Fiches de métiers

Coiffeur-barbier traditionnel (Maroc)

FICHE METIER BOSSONS FUTE N° 461

 ROME : D1202  ;  CITP-08  : 5141 

1. INTITULES SYNONYMES OU APPARENTES

« Hajjam en arabe », coiffeur-barbier pour hommes, arracheur de dents, saigneur, phlébotomiste, circonciseur.

2. DEFINITION

Les prestations offertes par le coiffeur barbier sont essentiellement la coupe de cheveux, le rasage et le modelage de la barbe. Le barbier maîtrise parfaitement la technique du rasage à l’ancienne à l’aide un couteau et un blaireau. Il exerce aussi le métier de soigneur et pratique la circoncision, les extractions dentaires, les saignées thérapeutiques « hijjama ».

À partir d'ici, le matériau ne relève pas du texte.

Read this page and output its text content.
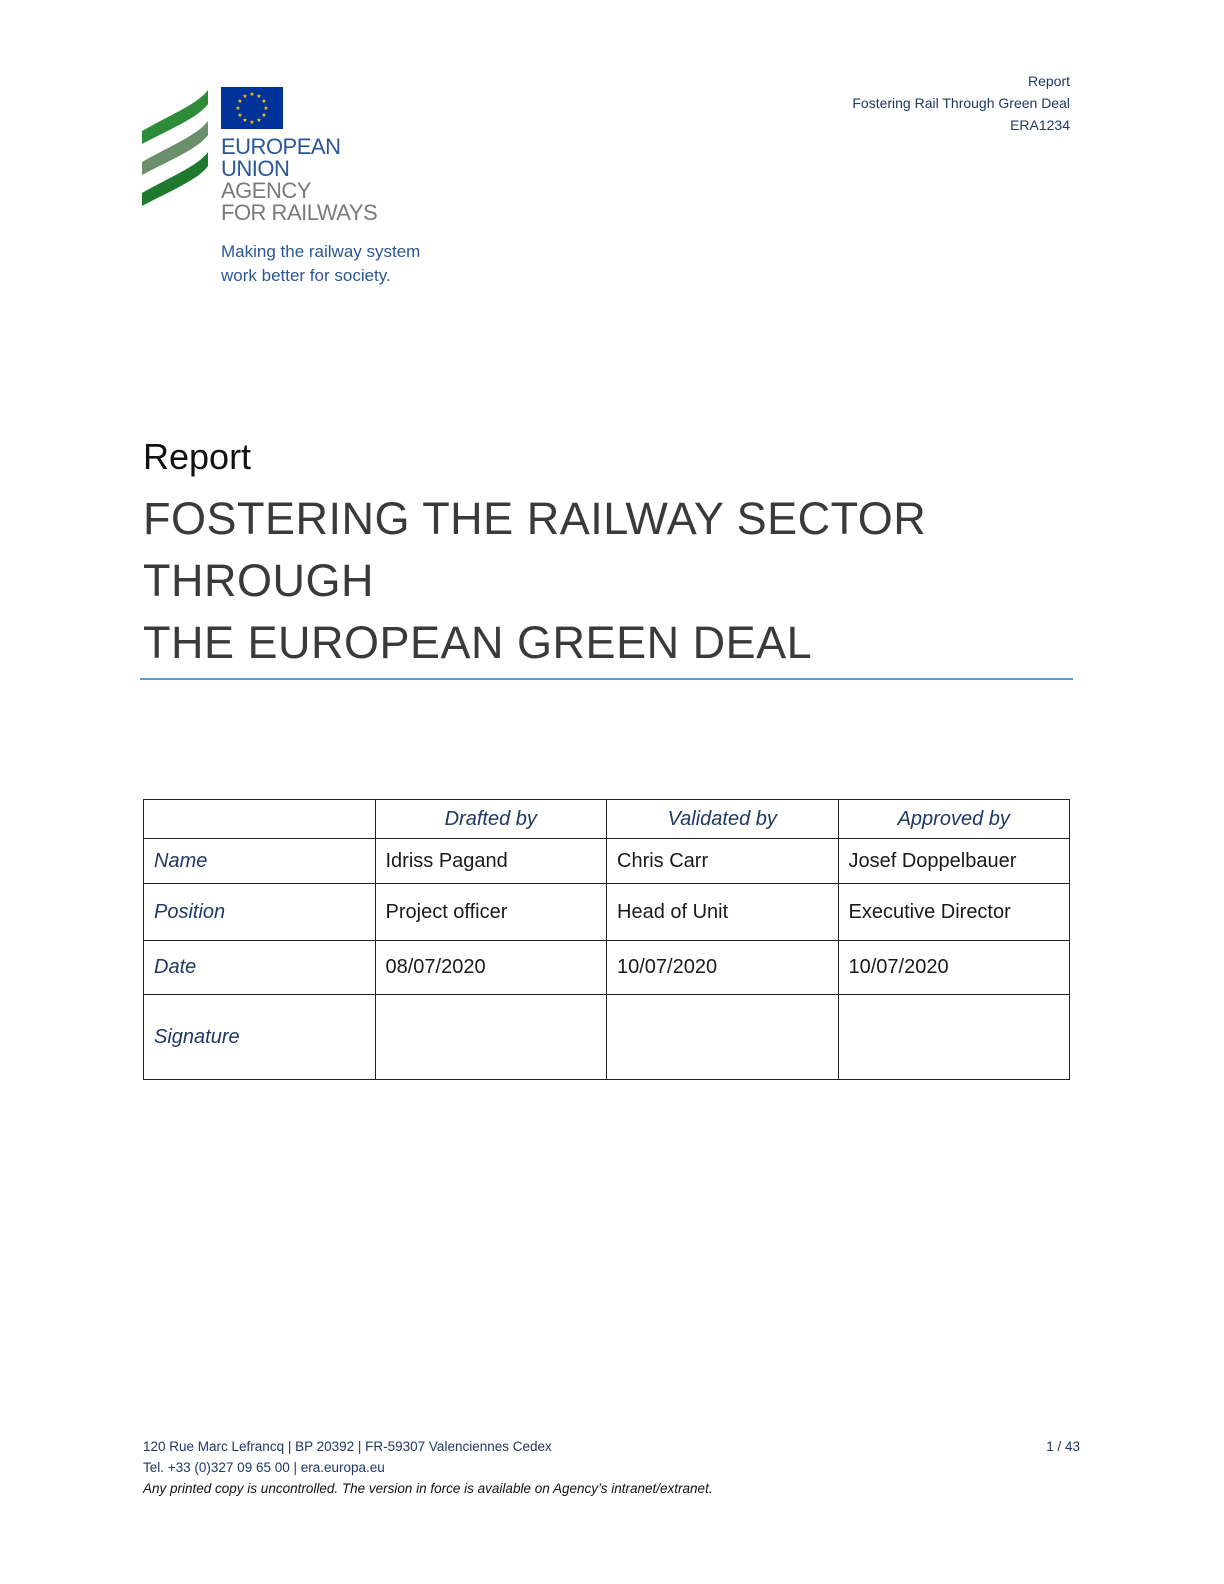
★ ★
★
★
★
★
★
★
★
★
★
★
EUROPEAN
UNION
AGENCY
FOR RAILWAYS
Making the railway system
work better for society.
Report
Fostering Rail Through Green Deal
ERA1234
Report
FOSTERING THE RAILWAY SECTOR
THROUGH
THE EUROPEAN GREEN DEAL
	Drafted by	Validated by	Approved by
Name	Idriss Pagand	Chris Carr	Josef Doppelbauer
Position	Project officer	Head of Unit	Executive Director
Date	08/07/2020	10/07/2020	10/07/2020
Signature			
120 Rue Marc Lefrancq | BP 20392 | FR-59307 Valenciennes Cedex
Tel. +33 (0)327 09 65 00 | era.europa.eu
Any printed copy is uncontrolled. The version in force is available on Agency’s intranet/extranet.
1 / 43
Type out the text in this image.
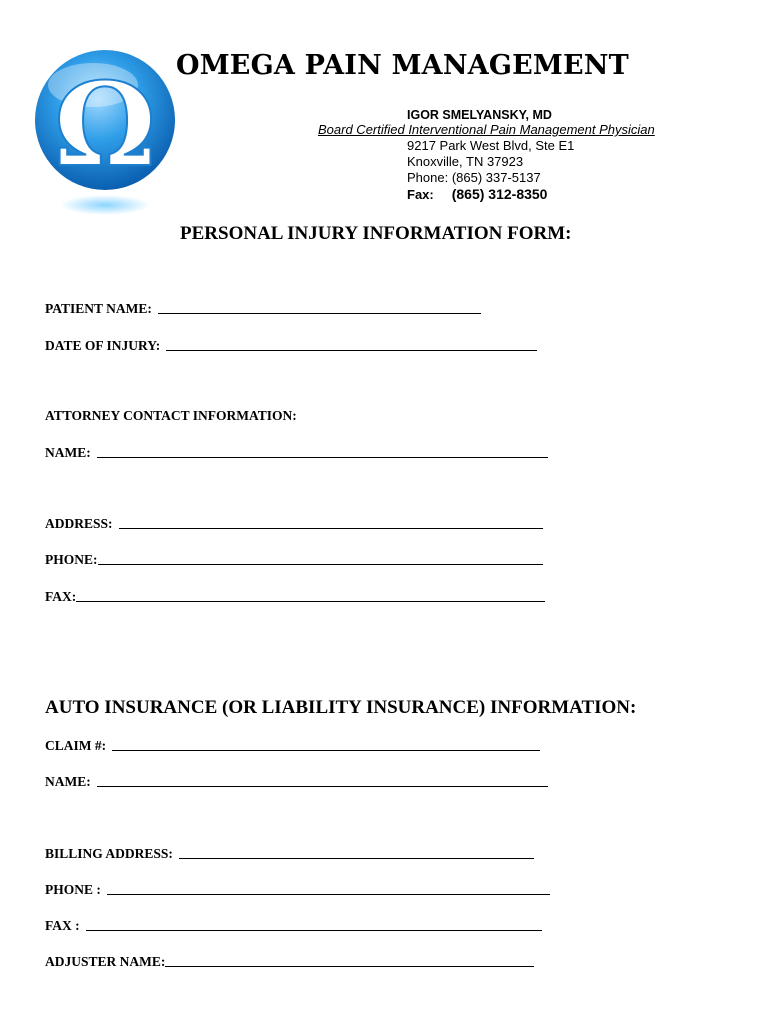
Ω OMEGA PAIN MANAGEMENT
IGOR SMELYANSKY, MD
Board Certified Interventional Pain Management Physician
9217 Park West Blvd, Ste E1
Knoxville, TN 37923
Phone: (865) 337-5137
Fax: (865) 312-8350
PERSONAL INJURY INFORMATION FORM:
PATIENT NAME:
DATE OF INJURY:
ATTORNEY CONTACT INFORMATION:
NAME:
ADDRESS:
PHONE:
FAX:
AUTO INSURANCE (OR LIABILITY INSURANCE) INFORMATION:
CLAIM #:
NAME:
BILLING ADDRESS:
PHONE :
FAX :
ADJUSTER NAME:
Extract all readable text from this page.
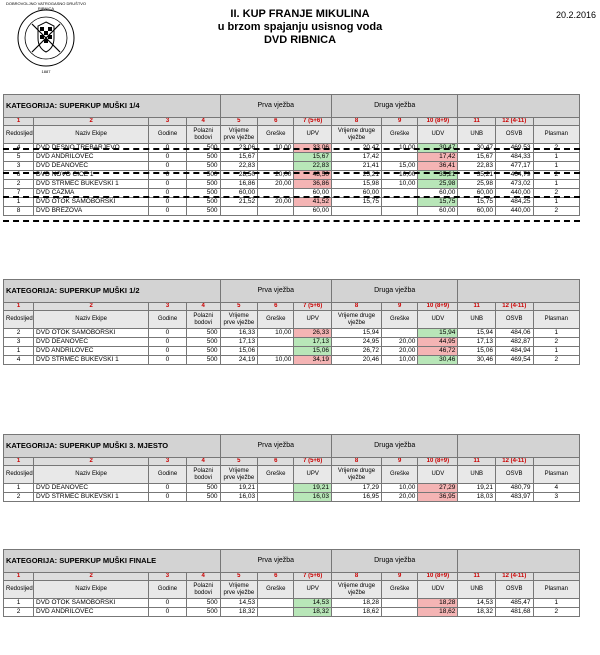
DOBROVOLJNO VATROGASNO DRUŠTVO
RIBNICA
1887
II. KUP FRANJE MIKULINA
u brzom spajanju usisnog voda
DVD RIBNICA
20.2.2016
KATEGORIJA: SUPERKUP MUŠKI 1/4				Prva vježba			Druga vježba					
1	2	3	4	5	6	7 (5+6)	8	9	10 (8+9)	11	12 (4-11)	
Redosljed	Naziv Ekipe	Godine	Polazni bodovi	Vrijeme prve vježbe	Greške	UPV	Vrijeme druge vježbe	Greške	UDV	UNB	OSVB	Plasman
4	DVD DESNO TREBARJEVO	0	500	23,06	10,00	33,06	20,47	10,00	30,47	30,47	469,53	2
5	DVD ANDRILOVEC	0	500	15,67		15,67	17,42		17,42	15,67	484,33	1
3	DVD DEANOVEC	0	500	22,83		22,83	21,41	15,00	36,41	22,83	477,17	1
6	DVD NOVO ČIČE 1	0	500	28,50	20,00	48,50	25,21	10,00	35,21	35,21	464,79	2
2	DVD STRMEC BUKEVSKI 1	0	500	16,86	20,00	36,86	15,98	10,00	25,98	25,98	473,02	1
7	DVD ČAZMA	0	500	60,00		60,00	60,00		60,00	60,00	440,00	2
1	DVD OTOK SAMOBORSKI	0	500	21,52	20,00	41,52	15,75		15,75	15,75	484,25	1
8	DVD BREZOVA	0	500			60,00			60,00	60,00	440,00	2
KATEGORIJA: SUPERKUP MUŠKI 1/2				Prva vježba			Druga vježba					
1	2	3	4	5	6	7 (5+6)	8	9	10 (8+9)	11	12 (4-11)	
Redosljed	Naziv Ekipe	Godine	Polazni bodovi	Vrijeme prve vježbe	Greške	UPV	Vrijeme druge vježbe	Greške	UDV	UNB	OSVB	Plasman
2	DVD OTOK SAMOBORSKI	0	500	16,33	10,00	26,33	15,94		15,94	15,94	484,06	1
3	DVD DEANOVEC	0	500	17,13		17,13	24,95	20,00	44,95	17,13	482,87	2
1	DVD ANDRILOVEC	0	500	15,06		15,06	26,72	20,00	46,72	15,06	484,94	1
4	DVD STRMEC BUKEVSKI 1	0	500	24,19	10,00	34,19	20,46	10,00	30,46	30,46	469,54	2
KATEGORIJA: SUPERKUP MUŠKI 3. MJESTO				Prva vježba			Druga vježba					
1	2	3	4	5	6	7 (5+6)	8	9	10 (8+9)	11	12 (4-11)	
Redosljed	Naziv Ekipe	Godine	Polazni bodovi	Vrijeme prve vježbe	Greške	UPV	Vrijeme druge vježbe	Greške	UDV	UNB	OSVB	Plasman
1	DVD DEANOVEC	0	500	19,21		19,21	17,29	10,00	27,29	19,21	480,79	4
2	DVD STRMEC BUKEVSKI 1	0	500	16,03		16,03	16,95	20,00	36,95	18,03	483,97	3
KATEGORIJA: SUPERKUP MUŠKI FINALE				Prva vježba			Druga vježba					
1	2	3	4	5	6	7 (5+6)	8	9	10 (8+9)	11	12 (4-11)	
Redosljed	Naziv Ekipe	Godine	Polazni bodovi	Vrijeme prve vježbe	Greške	UPV	Vrijeme druge vježbe	Greške	UDV	UNB	OSVB	Plasman
1	DVD OTOK SAMOBORSKI	0	500	14,53		14,53	18,28		18,28	14,53	485,47	1
2	DVD ANDRILOVEC	0	500	18,32		18,32	18,62		18,62	18,32	481,68	2
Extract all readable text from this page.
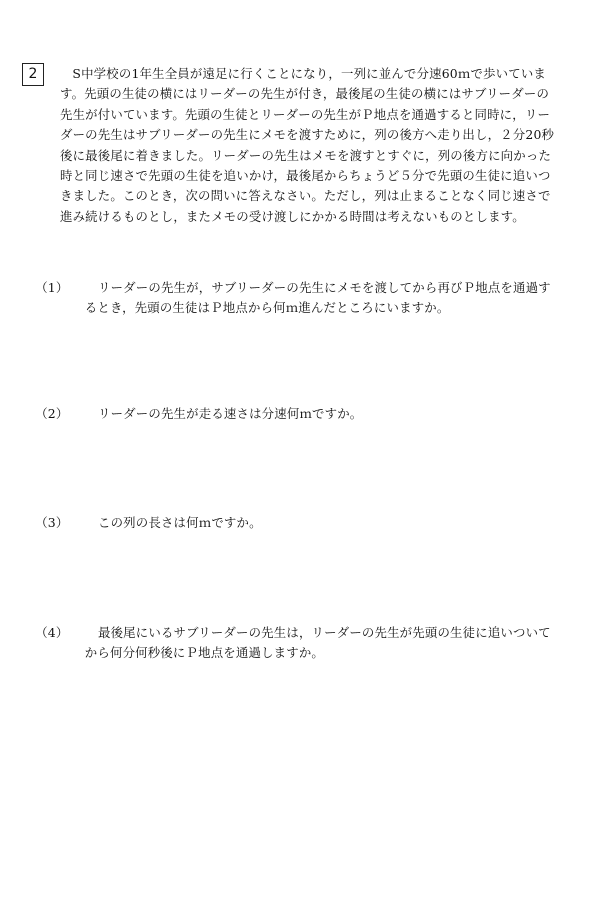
2	S中学校の1年生全員が遠足に行くことになり，一列に並んで分速60ｍで歩いています。先頭の生徒の横にはリーダーの先生が付き，最後尾の生徒の横にはサブリーダーの先生が付いています。先頭の生徒とリーダーの先生がＰ地点を通過すると同時に，リーダーの先生はサブリーダーの先生にメモを渡すために，列の後方へ走り出し，２分20秒後に最後尾に着きました。リーダーの先生はメモを渡すとすぐに，列の後方に向かった時と同じ速さで先頭の生徒を追いかけ，最後尾からちょうど５分で先頭の生徒に追いつきました。このとき，次の問いに答えなさい。ただし，列は止まることなく同じ速さで進み続けるものとし，またメモの受け渡しにかかる時間は考えないものとします。

（1） リーダーの先生が，サブリーダーの先生にメモを渡してから再びＰ地点を通過するとき，先頭の生徒はＰ地点から何ｍ進んだところにいますか。
（2） リーダーの先生が走る速さは分速何ｍですか。
（3） この列の長さは何ｍですか。
（4） 最後尾にいるサブリーダーの先生は，リーダーの先生が先頭の生徒に追いついてから何分何秒後にＰ地点を通過しますか。
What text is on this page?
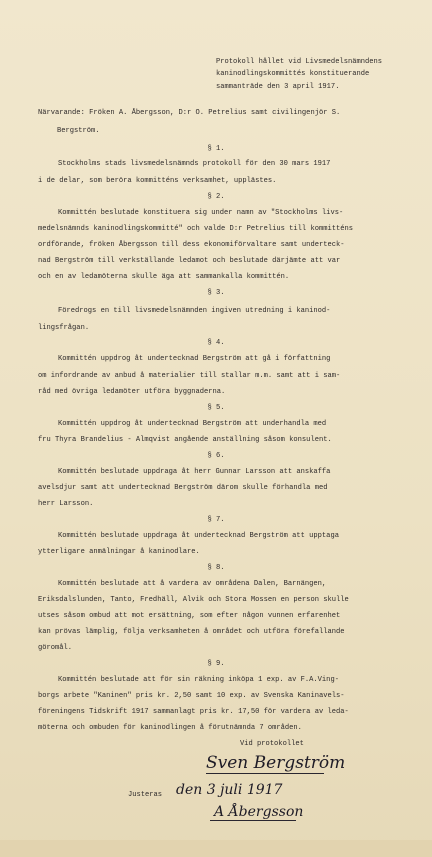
Protokoll hållet vid Livsmedelsnämndens
kaninodlingskommittés konstituerande
sammanträde den 3 april 1917.
Närvarande: Fröken A. Åbergsson, D:r O. Petrelius samt civilingenjör S.
Bergström.
§ 1.
Stockholms stads livsmedelsnämnds protokoll för den 30 mars 1917
i de delar, som beröra kommitténs verksamhet, upplästes.
§ 2.
Kommittén beslutade konstituera sig under namn av "Stockholms livs-
medelsnämnds kaninodlingskommitté" och valde D:r Petrelius till kommitténs
ordförande, fröken Åbergsson till dess ekonomiförvaltare samt underteck-
nad Bergström till verkställande ledamot och beslutade därjämte att var
och en av ledamöterna skulle äga att sammankalla kommittén.
§ 3.
Föredrogs en till livsmedelsnämnden ingiven utredning i kaninod-
lingsfrågan.
§ 4.
Kommittén uppdrog åt undertecknad Bergström att gå i författning
om infordrande av anbud å materialier till stallar m.m. samt att i sam-
råd med övriga ledamöter utföra byggnaderna.
§ 5.
Kommittén uppdrog åt undertecknad Bergström att underhandla med
fru Thyra Brandelius - Almqvist angående anställning såsom konsulent.
§ 6.
Kommittén beslutade uppdraga åt herr Gunnar Larsson att anskaffa
avelsdjur samt att undertecknad Bergström därom skulle förhandla med
herr Larsson.
§ 7.
Kommittén beslutade uppdraga åt undertecknad Bergström att upptaga
ytterligare anmälningar å kaninodlare.
§ 8.
Kommittén beslutade att å vardera av områdena Dalen, Barnängen,
Eriksdalslunden, Tanto, Fredhäll, Alvik och Stora Mossen en person skulle
utses såsom ombud att mot ersättning, som efter någon vunnen erfarenhet
kan prövas lämplig, följa verksamheten å området och utföra förefallande
göromål.
§ 9.
Kommittén beslutade att för sin räkning inköpa 1 exp. av F.A.Ving-
borgs arbete "Kaninen" pris kr. 2,50 samt 10 exp. av Svenska Kaninavels-
föreningens Tidskrift 1917 sammanlagt pris kr. 17,50 för vardera av leda-
möterna och ombuden för kaninodlingen å förutnämnda 7 områden.
Vid protokollet
Sven Bergström
Justeras den 3 juli 1917
A Åbergsson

3. FORMATION – QUALIFICATION

Il n’existe pas de formation spécifique. La profession n’exige aucun niveau d’étude. La pratique est basée sur l'expérience et l'apprentissage chez un maître ou une personne de la famille en tant qu’apprenti barbier ou aide-barbier.

4. ACTIVITE PRINCIPALE

4.1. LIEUX D'ACTIVITE

  • Dans les villes, les coiffeurs barbiers traditionnels exercent dans des baraques de petites superficies.
  • En milieu rural ils pratiquent soit dans un lieu fixe (le plus souvent en plein air ou sous une tente) soit se déplacent de souk en souk.
  • Le client est assis sur une chaise ou sur un tapis.

4.2. DESCRIPTION DE L'ACTIVITE

L'activité comporte deux volets :

  • La coiffure :
    • Accueillir et installer les clients
    • Conseiller le client sur le style de coiffure
    • Proposer des soins et des traitements appropriés (la pelade par exemple)
    • Couper les cheveux et tailler la barbe (rasoir, ciseaux, tondeuse, couteau à lame).
    • Coiffer les cheveux
    • Vendre les produits cosmétiques traditionnels parfois préparés par le coiffeur-barbier lui-même.
    • Encaisser, rendre la monnaie
    • Nettoyer et ranger le locale, le matériel et les accessoires.
  • Les soins :
    • La saignée capillaire « Al Hijama en arabe » est une technique thérapeutique connue depuis l’antiquité. Elle consiste à faire des scarifications à l’aide d’une lame de rasoir ou d’un bistouri, permettant le saignement à certains endroits du corps ; notamment au niveau des régions inter-scapulaires et de la partie haute de la nuque. La saignée se fait à l’aide de ventouses (verres vidés d’air) placées au niveau des incisions pour permettre la succion et l’aspiration du sang.
    • L’extraction dentaire, après injection locale d’une solution anesthésique, la dent est extraite. L’alvéole ainsi formée est rincée à l’eau salée et occluse par une compresse jusqu’à l’arrêt du saignement.
    • La circoncision réalisée chez les garçons consiste enl’ablation du prépuce, laissant ainsi le gland à nu. Elle se pratique souvent sans anesthésie.
    • Après les soins : Nettoyer, laver et désinfecter le matériel.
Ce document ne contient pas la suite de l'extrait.